Over the past few years, we have expanded the way we serve specific interests with products dedicated to passion. Through Cooking, Games, Wirecutter and now The Athletic, we offer destinations designed to help people cook dinner, exercise their brains, get the most out of their shopping and follow their favorite sports teams.

The key to our success in these passion products is that the editorial must be best in class – whether it’s a recipe, a puzzle, a product recommendation or an analysis NFL Draft – and we also need to provide the best experience for finding and using it. Readers of these products expect the same thing they expect from all Times journalism: it must be original, authoritative and trustworthy. But unlike generalist coverage, those who use our passion projects also expect more content with a higher level of detail and nuance.

3) We aim to create a more expansive and connected product experience that helps people engage with everything The New York Times has to offer.

We don’t just want to produce the best journalism – we want to deliver an experience so useful and compelling that we become a daily destination for curious people who seek to understand and interact with the world.

We know that those who turn to us for most of their needs are more likely to subscribe, use our products regularly, and develop lasting relationships. So while we continue to invest in our journalism and content through our products, much of our growth will come from better nurturing readers across everything we offer, showcasing our enormous value.

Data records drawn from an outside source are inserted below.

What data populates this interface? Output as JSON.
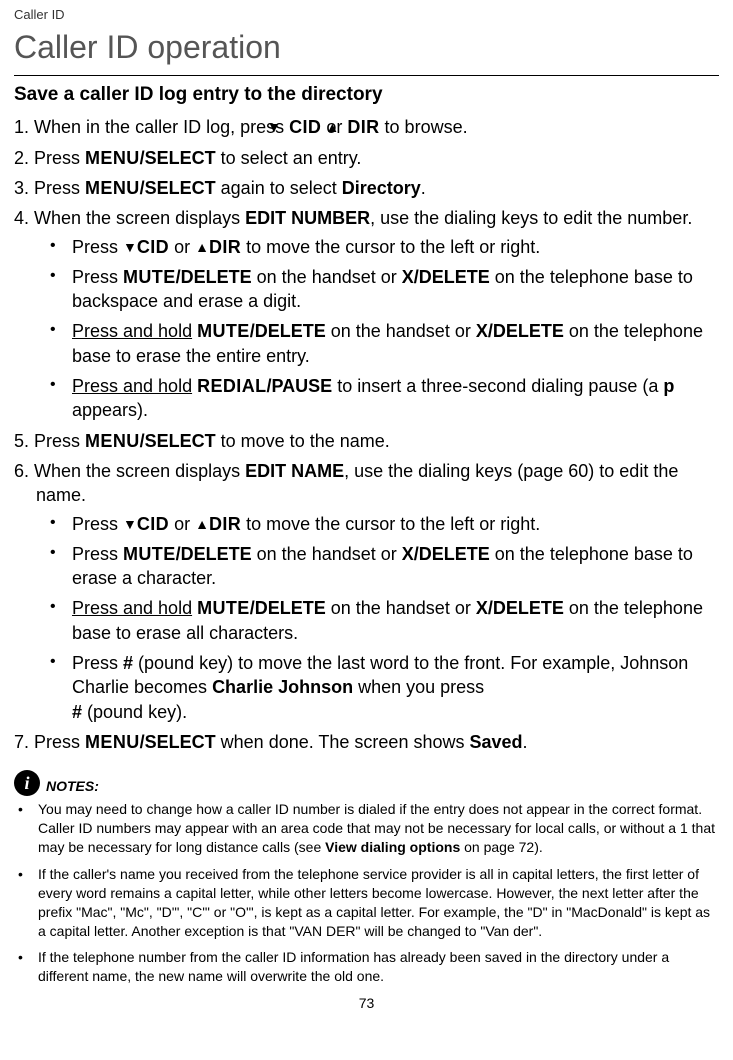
{
  "eyebrow": "Caller ID",
  "title": "Caller ID operation",
  "section_heading": "Save a caller ID log entry to the directory",
  "steps": {
    "s1_a": "1. When in the caller ID log, press ",
    "s1_b": " or ",
    "s1_c": " to browse.",
    "cid": "CID",
    "dir": "DIR",
    "s2_a": "2. Press ",
    "menu": "MENU",
    "select": "/SELECT",
    "s2_b": " to select an entry.",
    "s3_a": "3. Press ",
    "s3_b": " again to select ",
    "directory": "Directory",
    "s3_c": ".",
    "s4_a": "4. When the screen displays ",
    "edit_number": "EDIT NUMBER",
    "s4_b": ", use the dialing keys to edit the number.",
    "sub4_1_a": "Press ",
    "sub4_1_b": " or ",
    "sub4_1_c": " to move the cursor to the left or right.",
    "sub4_2_a": "Press ",
    "mute": "MUTE",
    "delete": "/DELETE",
    "sub4_2_b": " on the handset or ",
    "xdelete": "X/DELETE",
    "sub4_2_c": " on the telephone base to backspace and erase a digit.",
    "press_hold": "Press and hold",
    "sub4_3_b": " on the handset or ",
    "sub4_3_c": " on the telephone base to erase the entire entry.",
    "redial": "REDIAL",
    "pause": "/PAUSE",
    "sub4_4_b": " to insert a three-second dialing pause (a ",
    "p": "p",
    "sub4_4_c": " appears).",
    "s5_a": "5. Press ",
    "s5_b": " to move to the name.",
    "s6_a": "6. When the screen displays ",
    "edit_name": "EDIT NAME",
    "s6_b": ", use the dialing keys (page 60) to edit the name.",
    "sub6_2_c": " on the telephone base to erase a character.",
    "sub6_3_c": " on the telephone base to erase all characters.",
    "sub6_4_a": "Press ",
    "hash": "#",
    "sub6_4_b": " (pound key) to move the last word to the front. For example, Johnson Charlie becomes ",
    "charlie": "Charlie Johnson",
    "sub6_4_c": " when you press ",
    "sub6_4_d": " (pound key).",
    "s7_a": "7. Press ",
    "s7_b": " when done. The screen shows ",
    "saved": "Saved",
    "s7_c": "."
  },
  "notes_label": "NOTES:",
  "notes": {
    "n1_a": "You may need to change how a caller ID number is dialed if the entry does not appear in the correct format. Caller ID numbers may appear with an area code that may not be necessary for local calls, or without a 1 that may be necessary for long distance calls (see ",
    "n1_b": "View dialing options",
    "n1_c": " on page 72).",
    "n2": "If the caller's name you received from the telephone service provider is all in capital letters, the first letter of every word remains a capital letter, while other letters become lowercase. However, the next letter after the prefix \"Mac\", \"Mc\", \"D'\", \"C'\" or \"O'\", is kept as a capital letter. For example, the \"D\" in \"MacDonald\" is kept as a capital letter. Another exception is that \"VAN DER\" will be changed to \"Van der\".",
    "n3": "If the telephone number from the caller ID information has already been saved in the directory under a different name, the new name will overwrite the old one."
  },
  "page_number": "73"
}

To achieve this, we will need to unlock more of the value we already produce through better editorial programming, better packaging, better product navigation, and more. Our core product, The New York Times app, will be the best place in the world to experience the news, and it will also be the gateway to everything we offer. But we will use all of our products and entry points to introduce people to all of what we do. Some readers may come for news, but they will stay for The Athletic or Wordle. Others may come to cook, but stay for the news. The strength of our offerings – and the way they connect – means we can be essential in different ways for each person.

To do this, we need a family of connected products that work together seamlessly. We’ll design our products to make it easy for readers and subscribers to navigate smoothly, and the more someone uses them, the better the experience. To help us achieve this, we will continue to advance our underlying technology and capabilities, including platforms such as publishing, commerce and identity, which power all of our products.

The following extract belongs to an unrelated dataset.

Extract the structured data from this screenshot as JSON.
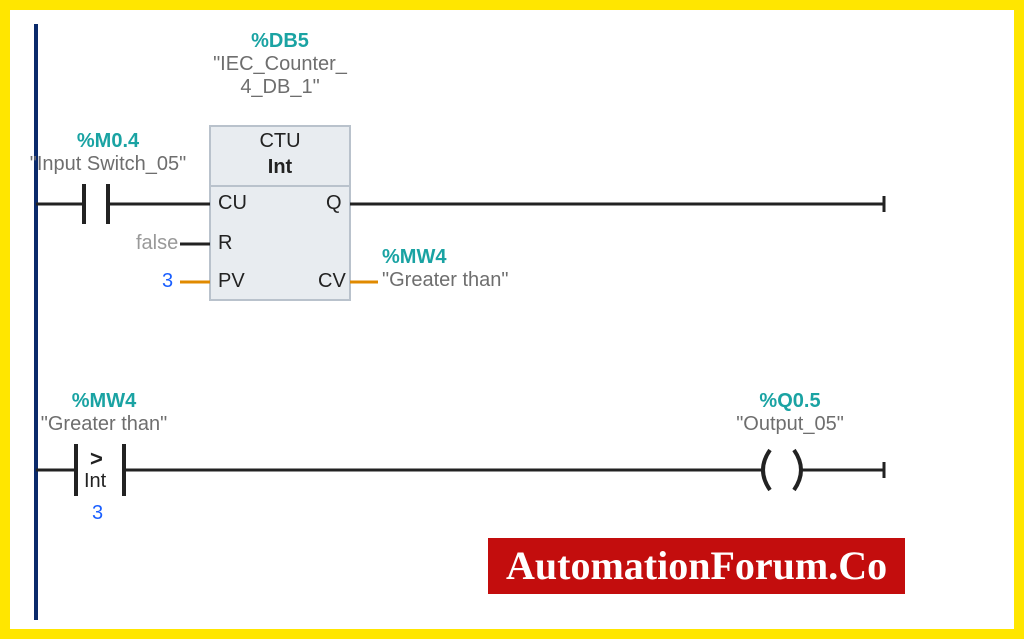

And we will promote a unique, high-value digital bundle of The New York Times more widely, which includes full access to multiple products in one subscription. We will continue to offer standalone product subscriptions to appeal to the widest audience. But by focusing on the bundle, we believe we can deliver the most value to our readers and, in turn, build loyalty and give people multiple reasons to engage with us every day. In short, we see the bundle as the best opportunity to develop lasting relationships.

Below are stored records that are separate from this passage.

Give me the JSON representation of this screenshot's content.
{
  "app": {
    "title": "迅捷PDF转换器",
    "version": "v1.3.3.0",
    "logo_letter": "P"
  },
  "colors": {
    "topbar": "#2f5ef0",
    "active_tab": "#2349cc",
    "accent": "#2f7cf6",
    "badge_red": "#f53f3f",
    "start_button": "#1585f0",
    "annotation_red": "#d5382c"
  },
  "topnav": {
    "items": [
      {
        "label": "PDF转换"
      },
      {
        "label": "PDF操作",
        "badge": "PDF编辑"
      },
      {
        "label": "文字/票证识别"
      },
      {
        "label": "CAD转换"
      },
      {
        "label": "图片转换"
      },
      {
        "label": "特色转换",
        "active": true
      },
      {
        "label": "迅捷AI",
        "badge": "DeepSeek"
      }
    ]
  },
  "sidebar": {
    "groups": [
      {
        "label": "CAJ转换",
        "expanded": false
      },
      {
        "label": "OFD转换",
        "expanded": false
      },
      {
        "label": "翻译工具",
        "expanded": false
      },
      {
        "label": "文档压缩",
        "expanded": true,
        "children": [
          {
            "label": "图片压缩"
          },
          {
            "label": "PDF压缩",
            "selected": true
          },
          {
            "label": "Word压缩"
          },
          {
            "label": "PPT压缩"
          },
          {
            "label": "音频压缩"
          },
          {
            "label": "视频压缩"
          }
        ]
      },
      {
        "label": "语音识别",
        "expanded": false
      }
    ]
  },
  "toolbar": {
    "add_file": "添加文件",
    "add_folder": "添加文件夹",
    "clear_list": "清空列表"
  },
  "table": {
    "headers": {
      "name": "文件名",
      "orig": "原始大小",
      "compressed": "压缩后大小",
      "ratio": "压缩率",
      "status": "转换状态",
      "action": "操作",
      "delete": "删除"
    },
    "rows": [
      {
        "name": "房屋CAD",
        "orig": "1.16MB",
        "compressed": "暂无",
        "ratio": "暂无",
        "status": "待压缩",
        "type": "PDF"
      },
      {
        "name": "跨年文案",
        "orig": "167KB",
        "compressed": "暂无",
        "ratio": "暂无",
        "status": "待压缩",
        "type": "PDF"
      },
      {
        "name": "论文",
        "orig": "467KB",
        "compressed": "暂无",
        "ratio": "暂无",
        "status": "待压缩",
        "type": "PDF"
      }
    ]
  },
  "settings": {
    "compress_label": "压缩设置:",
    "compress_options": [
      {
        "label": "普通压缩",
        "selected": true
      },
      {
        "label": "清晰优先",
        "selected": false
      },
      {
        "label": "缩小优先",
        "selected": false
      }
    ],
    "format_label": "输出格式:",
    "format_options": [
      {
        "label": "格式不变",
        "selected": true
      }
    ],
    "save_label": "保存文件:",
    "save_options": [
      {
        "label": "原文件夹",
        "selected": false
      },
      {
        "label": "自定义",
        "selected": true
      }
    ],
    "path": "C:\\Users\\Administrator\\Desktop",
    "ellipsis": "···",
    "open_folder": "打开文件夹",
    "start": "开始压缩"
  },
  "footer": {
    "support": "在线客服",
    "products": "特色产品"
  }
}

As we refine our product experience and grow subscribers, we will focus on deepening our relationships with them. This means creating a superior experience for subscribers – especially in the app – and offering extensive pay-only benefits, such as subscriber-only newsletters. We want to create a subscription to The Times so engaging and useful that it’s too valuable to give up.

We also aim to continue to grow our free audience to extend the impact of our journalism and introduce our work to new readers. Today, we reach a global audience almost as large as that of the largest free news outlets. We will continue to invest in products such as ‘The Daily’, The Morning and our homepage, nytimes.com, which reach millions of people every day. These help new audiences develop a relationship with The Times and discover how our journalism is different from what they will find elsewhere.

Even as we grow our non-paying audience, we strongly believe that our journalism is valuable and worth paying for. The public would not have the information it needs without news organizations, including The Times, which undertake expensive, time-consuming, subscriber-funded work.